Luisa Rodrigues
Não são muitos que conhecem St. Vincent pelo nome – talvez lembrem-se da performance de tirar o fôlego que a artista fez junto com Dua Lipa no Grammy de 2019 a partir de um mashup de Masseduction e One Kiss. Mas no geral, a cantora não faz parte de um meio popular, e durante sua turnê promovendo o disco MASSEDUCTION, ela decidiu começar a gravar um documentário mais pessoal, mostrando também a Annie Clark. Pelo menos, é dessa forma que ela conta como começou a ideia que não deu certo do filme The Nowhere Inn.
O mocumentário foi lançado pela IFC Films no dia 19 de setembro, com a direção de Bill Benz, a partir de um roteiro de Annie Clark e Carrie Brownstein. O filme procura tratar a ideia do alter ego no mundo das celebridades e sobre o ato de controlar sua narrativa, usando a linguagem criativa do falso documentário e criando muitas expectativas com um começo catártico.
Quem acompanha a carreira de St. Vincent está acostumada com sua habilidade de metamorfose nos álbuns, cada um com um tom diferente, e em The Nowhere Inn o trabalho da artista não é diferente. O filme é um thriller psicológico cômico e tem como tema fundamental o alter ego de Annie como St. Vincent, e todos os personagens do filme interpretam suas próprias figuras exageradamente.

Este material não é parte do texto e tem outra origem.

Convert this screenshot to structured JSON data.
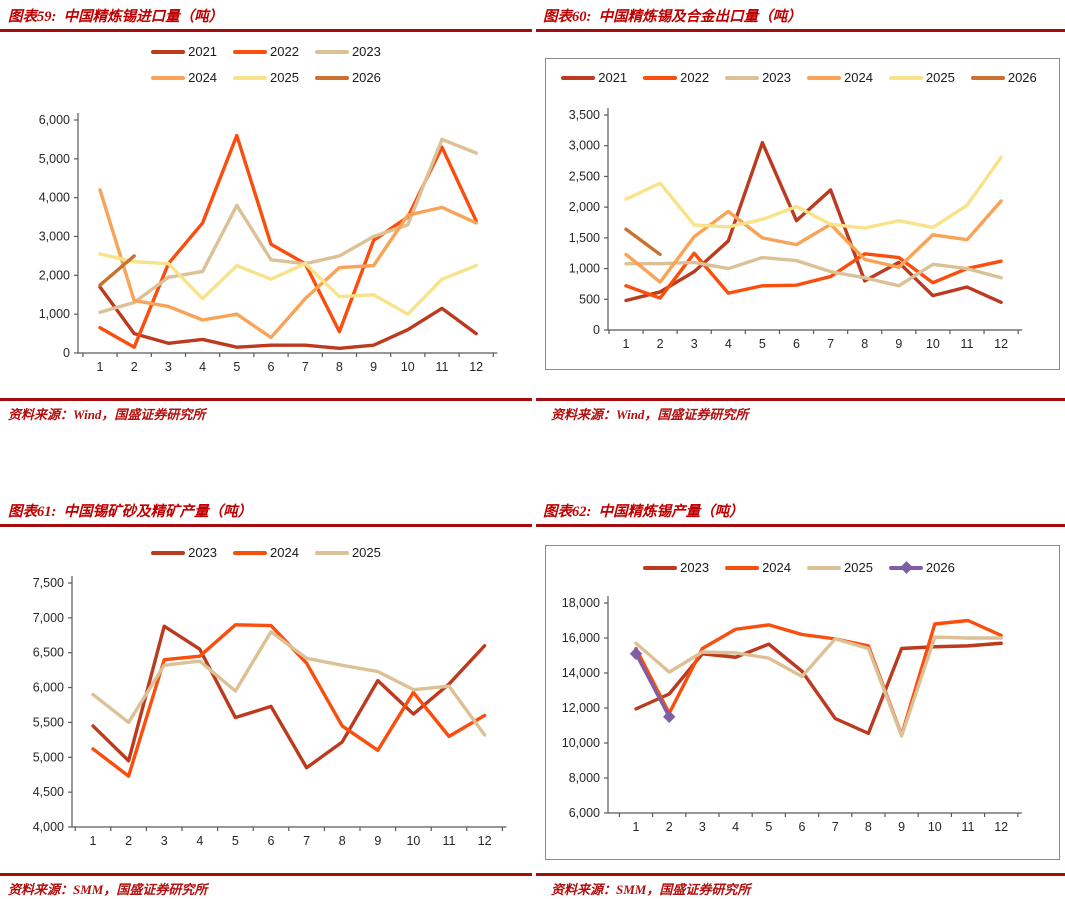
{
  "page": {
    "background": "#ffffff"
  },
  "accent": {
    "rule_color": "#a60c0c",
    "title_color": "#c00000",
    "axis_color": "#595959",
    "tick_label_color": "#262626"
  },
  "chart_data": [
    {
      "id": "fig59",
      "title": "图表59:  中国精炼锡进口量（吨）",
      "source": "资料来源：Wind，国盛证券研究所",
      "type": "line",
      "x": [
        1,
        2,
        3,
        4,
        5,
        6,
        7,
        8,
        9,
        10,
        11,
        12
      ],
      "xlabel": "",
      "ylabel": "",
      "ylim": [
        0,
        6000
      ],
      "ytick_step": 1000,
      "grid": false,
      "legend_position": "top-center",
      "legend_rows": [
        [
          0,
          1,
          2
        ],
        [
          3,
          4,
          5
        ]
      ],
      "series": [
        {
          "name": "2021",
          "color": "#bc3a1e",
          "values": [
            1700,
            500,
            250,
            350,
            150,
            200,
            200,
            120,
            200,
            600,
            1150,
            500
          ]
        },
        {
          "name": "2022",
          "color": "#fb4d0d",
          "values": [
            650,
            150,
            2300,
            3350,
            5600,
            2800,
            2300,
            550,
            2900,
            3500,
            5300,
            3400
          ]
        },
        {
          "name": "2023",
          "color": "#dcc196",
          "values": [
            1050,
            1300,
            1950,
            2100,
            3800,
            2400,
            2300,
            2500,
            3000,
            3300,
            5500,
            5150
          ]
        },
        {
          "name": "2024",
          "color": "#f9a356",
          "values": [
            4200,
            1350,
            1200,
            850,
            1000,
            400,
            1400,
            2200,
            2250,
            3550,
            3750,
            3350
          ]
        },
        {
          "name": "2025",
          "color": "#f8e28a",
          "values": [
            2550,
            2350,
            2300,
            1400,
            2250,
            1900,
            2300,
            1450,
            1500,
            1000,
            1900,
            2250
          ]
        },
        {
          "name": "2026",
          "color": "#cb7130",
          "values": [
            1750,
            2500,
            null,
            null,
            null,
            null,
            null,
            null,
            null,
            null,
            null,
            null
          ]
        }
      ]
    },
    {
      "id": "fig60",
      "title": "图表60:  中国精炼锡及合金出口量（吨）",
      "source": "资料来源：Wind，国盛证券研究所",
      "type": "line",
      "x": [
        1,
        2,
        3,
        4,
        5,
        6,
        7,
        8,
        9,
        10,
        11,
        12
      ],
      "xlabel": "",
      "ylabel": "",
      "ylim": [
        0,
        3500
      ],
      "ytick_step": 500,
      "grid": false,
      "legend_position": "top-center",
      "legend_rows": [
        [
          0,
          1,
          2,
          3,
          4,
          5
        ]
      ],
      "series": [
        {
          "name": "2021",
          "color": "#bc3a1e",
          "values": [
            480,
            620,
            950,
            1450,
            3050,
            1780,
            2280,
            800,
            1100,
            560,
            700,
            450
          ]
        },
        {
          "name": "2022",
          "color": "#fb4d0d",
          "values": [
            720,
            520,
            1250,
            600,
            720,
            730,
            870,
            1240,
            1180,
            770,
            1000,
            1120
          ]
        },
        {
          "name": "2023",
          "color": "#dcc196",
          "values": [
            1080,
            1080,
            1100,
            1000,
            1180,
            1130,
            950,
            850,
            720,
            1070,
            1000,
            850
          ]
        },
        {
          "name": "2024",
          "color": "#f9a356",
          "values": [
            1230,
            780,
            1520,
            1930,
            1500,
            1390,
            1720,
            1150,
            1020,
            1550,
            1470,
            2100
          ]
        },
        {
          "name": "2025",
          "color": "#f8e28a",
          "values": [
            2130,
            2390,
            1710,
            1680,
            1800,
            2010,
            1720,
            1660,
            1780,
            1670,
            2030,
            2810
          ]
        },
        {
          "name": "2026",
          "color": "#cb7130",
          "values": [
            1640,
            1230,
            null,
            null,
            null,
            null,
            null,
            null,
            null,
            null,
            null,
            null
          ]
        }
      ]
    },
    {
      "id": "fig61",
      "title": "图表61:  中国锡矿砂及精矿产量（吨）",
      "source": "资料来源：SMM，国盛证券研究所",
      "type": "line",
      "x": [
        1,
        2,
        3,
        4,
        5,
        6,
        7,
        8,
        9,
        10,
        11,
        12
      ],
      "xlabel": "",
      "ylabel": "",
      "ylim": [
        4000,
        7500
      ],
      "ytick_step": 500,
      "grid": false,
      "legend_position": "top-center",
      "legend_rows": [
        [
          0,
          1,
          2
        ]
      ],
      "series": [
        {
          "name": "2023",
          "color": "#bc3a1e",
          "values": [
            5450,
            4950,
            6880,
            6550,
            5570,
            5730,
            4850,
            5220,
            6100,
            5620,
            6050,
            6600
          ]
        },
        {
          "name": "2024",
          "color": "#fb4d0d",
          "values": [
            5120,
            4730,
            6400,
            6450,
            6900,
            6890,
            6350,
            5450,
            5100,
            5930,
            5300,
            5600
          ]
        },
        {
          "name": "2025",
          "color": "#dcc196",
          "values": [
            5900,
            5500,
            6320,
            6380,
            5950,
            6800,
            6420,
            6320,
            6230,
            5970,
            6020,
            5320
          ]
        }
      ]
    },
    {
      "id": "fig62",
      "title": "图表62:  中国精炼锡产量（吨）",
      "source": "资料来源：SMM，国盛证券研究所",
      "type": "line",
      "x": [
        1,
        2,
        3,
        4,
        5,
        6,
        7,
        8,
        9,
        10,
        11,
        12
      ],
      "xlabel": "",
      "ylabel": "",
      "ylim": [
        6000,
        18000
      ],
      "ytick_step": 2000,
      "grid": false,
      "legend_position": "top-center",
      "legend_rows": [
        [
          0,
          1,
          2,
          3
        ]
      ],
      "series": [
        {
          "name": "2023",
          "color": "#bc3a1e",
          "values": [
            11950,
            12800,
            15100,
            14900,
            15650,
            14100,
            11400,
            10550,
            15400,
            15500,
            15550,
            15700
          ]
        },
        {
          "name": "2024",
          "color": "#fb4d0d",
          "values": [
            15400,
            11700,
            15400,
            16500,
            16750,
            16200,
            15950,
            15550,
            10450,
            16800,
            17000,
            16150
          ]
        },
        {
          "name": "2025",
          "color": "#dcc196",
          "values": [
            15700,
            14050,
            15200,
            15150,
            14850,
            13800,
            15950,
            15400,
            10400,
            16050,
            16000,
            16000
          ]
        },
        {
          "name": "2026",
          "color": "#7e5fa6",
          "marker": "diamond",
          "values": [
            15100,
            11500,
            null,
            null,
            null,
            null,
            null,
            null,
            null,
            null,
            null,
            null
          ]
        }
      ]
    }
  ]
}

Carrie Brownstein é convidada pela cantora para roteirizar seu documentário e trazer uma visão pessoal e íntima sobre ela, já que as duas são amigas de longa data. Mas essa proposta não dá muito certo, pois a Annie Clark se distancia muito da imagem de St. Vincent, mostrando a diferença de um artista nos palcos – uma rock star eletrizante com solos de guitarra – para a vida no dia a dia. E aí que está principal a justificativa do filme: Annie decide tornar-se St. Vincent no tempo integral – a famosa construção do vilão –, e assim, a ficção começa.

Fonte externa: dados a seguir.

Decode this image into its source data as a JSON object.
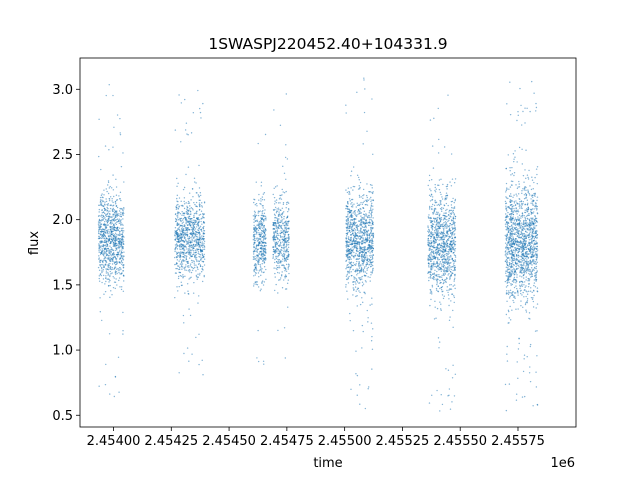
{
  "chart_data": {
    "type": "scatter",
    "title": "1SWASPJ220452.40+104331.9",
    "xlabel": "time",
    "ylabel": "flux",
    "x_offset_label": "1e6",
    "xlim": [
      2453855,
      2456001
    ],
    "ylim": [
      0.41,
      3.24
    ],
    "x_ticks": [
      2.454,
      2.45425,
      2.4545,
      2.45475,
      2.455,
      2.45525,
      2.4555,
      2.45575
    ],
    "x_tick_labels": [
      "2.45400",
      "2.45425",
      "2.45450",
      "2.45475",
      "2.45500",
      "2.45525",
      "2.45550",
      "2.45575"
    ],
    "y_ticks": [
      0.5,
      1.0,
      1.5,
      2.0,
      2.5,
      3.0
    ],
    "y_tick_labels": [
      "0.5",
      "1.0",
      "1.5",
      "2.0",
      "2.5",
      "3.0"
    ],
    "grid": false,
    "marker_color": "#1f77b4",
    "observing_seasons": [
      {
        "x_start": 2453935,
        "x_end": 2454045,
        "y_center": 1.85,
        "y_spread": 0.17,
        "y_min": 0.58,
        "y_max": 3.08,
        "points": 900
      },
      {
        "x_start": 2454265,
        "x_end": 2454395,
        "y_center": 1.85,
        "y_spread": 0.16,
        "y_min": 0.81,
        "y_max": 3.02,
        "points": 900
      },
      {
        "x_start": 2454605,
        "x_end": 2454660,
        "y_center": 1.85,
        "y_spread": 0.15,
        "y_min": 0.87,
        "y_max": 2.9,
        "points": 400
      },
      {
        "x_start": 2454690,
        "x_end": 2454760,
        "y_center": 1.85,
        "y_spread": 0.15,
        "y_min": 0.59,
        "y_max": 3.07,
        "points": 450
      },
      {
        "x_start": 2455005,
        "x_end": 2455125,
        "y_center": 1.85,
        "y_spread": 0.18,
        "y_min": 0.53,
        "y_max": 3.1,
        "points": 1000
      },
      {
        "x_start": 2455360,
        "x_end": 2455480,
        "y_center": 1.82,
        "y_spread": 0.19,
        "y_min": 0.53,
        "y_max": 2.97,
        "points": 1000
      },
      {
        "x_start": 2455695,
        "x_end": 2455835,
        "y_center": 1.82,
        "y_spread": 0.23,
        "y_min": 0.53,
        "y_max": 3.1,
        "points": 1400
      }
    ]
  }
}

O filme acaba trazendo elementos clichês presentes em thrillers, como uma cena que fecha a câmera no rosto da personagem e mantém uma iluminação vermelha para representar o ponto de virada, ou sequências mostrando a personagem espelhada. Em The Nowhere Inn, isso significa o momento em que a protagonista está deixando o lado Annie para trás, numa construção que diminui o suspense, mas dá o tom do humor exagero à história.

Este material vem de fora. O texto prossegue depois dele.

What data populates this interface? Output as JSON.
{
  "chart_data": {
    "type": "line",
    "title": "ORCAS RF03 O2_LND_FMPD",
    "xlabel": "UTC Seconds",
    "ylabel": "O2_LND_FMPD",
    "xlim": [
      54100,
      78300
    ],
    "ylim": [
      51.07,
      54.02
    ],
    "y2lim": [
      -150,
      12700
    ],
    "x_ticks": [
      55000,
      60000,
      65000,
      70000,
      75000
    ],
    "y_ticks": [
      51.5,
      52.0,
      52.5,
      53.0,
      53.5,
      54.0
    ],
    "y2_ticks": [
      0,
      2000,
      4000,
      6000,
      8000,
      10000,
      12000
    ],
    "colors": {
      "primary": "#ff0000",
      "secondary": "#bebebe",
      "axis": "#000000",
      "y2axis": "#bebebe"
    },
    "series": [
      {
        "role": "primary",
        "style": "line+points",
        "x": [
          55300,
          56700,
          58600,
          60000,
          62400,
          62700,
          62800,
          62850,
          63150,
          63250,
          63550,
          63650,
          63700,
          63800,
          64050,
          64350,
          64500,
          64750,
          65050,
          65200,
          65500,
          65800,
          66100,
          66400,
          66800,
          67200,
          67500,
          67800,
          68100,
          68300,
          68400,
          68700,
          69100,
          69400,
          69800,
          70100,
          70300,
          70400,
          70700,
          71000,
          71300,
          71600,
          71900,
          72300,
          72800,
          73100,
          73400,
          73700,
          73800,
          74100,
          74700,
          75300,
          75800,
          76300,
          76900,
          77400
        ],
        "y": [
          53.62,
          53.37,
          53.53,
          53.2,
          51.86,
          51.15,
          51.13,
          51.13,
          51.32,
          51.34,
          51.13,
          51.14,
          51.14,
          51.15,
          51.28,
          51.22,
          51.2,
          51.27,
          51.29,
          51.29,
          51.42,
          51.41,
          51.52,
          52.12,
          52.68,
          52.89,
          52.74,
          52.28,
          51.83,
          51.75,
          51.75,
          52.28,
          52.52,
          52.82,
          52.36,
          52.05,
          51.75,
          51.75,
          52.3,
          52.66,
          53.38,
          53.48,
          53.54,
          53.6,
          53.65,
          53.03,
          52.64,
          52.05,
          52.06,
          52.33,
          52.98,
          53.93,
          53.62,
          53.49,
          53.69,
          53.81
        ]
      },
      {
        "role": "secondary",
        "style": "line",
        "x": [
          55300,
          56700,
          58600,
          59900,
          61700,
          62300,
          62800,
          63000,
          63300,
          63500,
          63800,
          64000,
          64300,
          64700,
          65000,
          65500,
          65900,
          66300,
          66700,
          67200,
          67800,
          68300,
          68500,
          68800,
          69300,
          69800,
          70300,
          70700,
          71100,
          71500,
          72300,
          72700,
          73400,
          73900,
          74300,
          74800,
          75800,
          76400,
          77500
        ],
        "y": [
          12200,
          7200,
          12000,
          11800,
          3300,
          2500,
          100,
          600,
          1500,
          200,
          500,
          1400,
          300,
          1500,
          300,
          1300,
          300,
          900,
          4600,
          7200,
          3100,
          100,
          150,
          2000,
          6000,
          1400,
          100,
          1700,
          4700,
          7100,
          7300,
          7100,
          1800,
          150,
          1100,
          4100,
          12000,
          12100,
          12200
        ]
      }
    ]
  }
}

Um dos melhores momentos do longa conta com a participação da atriz Dakota Johnson, interpretando ela mesma como namorada de Annie. A cantora decide que precisa gravar a intimidade das duas (literalmente) para que ela seja mais interessante em seu documentário. É tudo tão exagerado que se torna cômico, não só nessa cena, mas no filme todo. Às vezes ele funciona, e às vezes, perde-se pelo roteiro.
O que não poderia faltar no filme é a entrega de música, e disso ele aproveita. Tanto a trilha sonora, como a parte musical – assinada por St. Vincent –, The Nowhere Inn encontra a sincronia necessária para contar a história no visual e no sonoro. As imagens gravadas ao vivo de shows da turnê do disco MASSEDUCATION, são fenomenais e imersivas, porém, com todo rumo que o filme tomou em alguns momentos, elas ficam fora da narrativa apresentada.
Por ter sido pensado para antes da pandemia, a data do filme acaba influenciando no que ele poderia vir a significar. The Nowhere Inn seria o fim de uma era para a cantora (a da guitarra elétrica, batidas eletrônicas e ansiedade) para que então ela pudesse entrar no mundo melancólico, pessoal, psicodélico e setentista de Daddy’s Home. Em um mundo ideal em que o longa tivesse sido lançado no tempo correto, ele iria representar a mudança da artista, e a intenção de St. Vincent ser mais Annie Clark nas suas composições e na sua Arte. Mas essa questão temporal acaba com boa parte do sentido do filme.
O roteiro trabalha com uma proposta interessante de tratar o alter ego de Annie Clark por meio desse falso documentário. Porém, a partir da metade do filme, ele começa a degringolar na intenção de introduzir uma ideia de manipulação psicológica que não é bem feita. Assim, toda a justificativa construída no início fica um tanto nebulosa, e daí em diante, a narrativa se distancia do que estamos acostumados a ver da artista – muito estilo – e torna-se confusa.
Fazer um falso documentário parecia uma solução criativa e interessante para mostrar mais de uma cantora que está bastante nichada, mas parece que a proposta do filme muda a cada ato. Mocumentário, thriller psicológico, conhecer mais a artista, falar sobre alter ego, controle de narrativa… No fim, The Nowhere Inn mistura tudo de uma maneira não muito satisfatória, tenta ser tantas coisas que não consegue entregar uma narrativa convincente. E assim, não alcança a expectativa criada como espectador, e, principalmente, como fã da artista.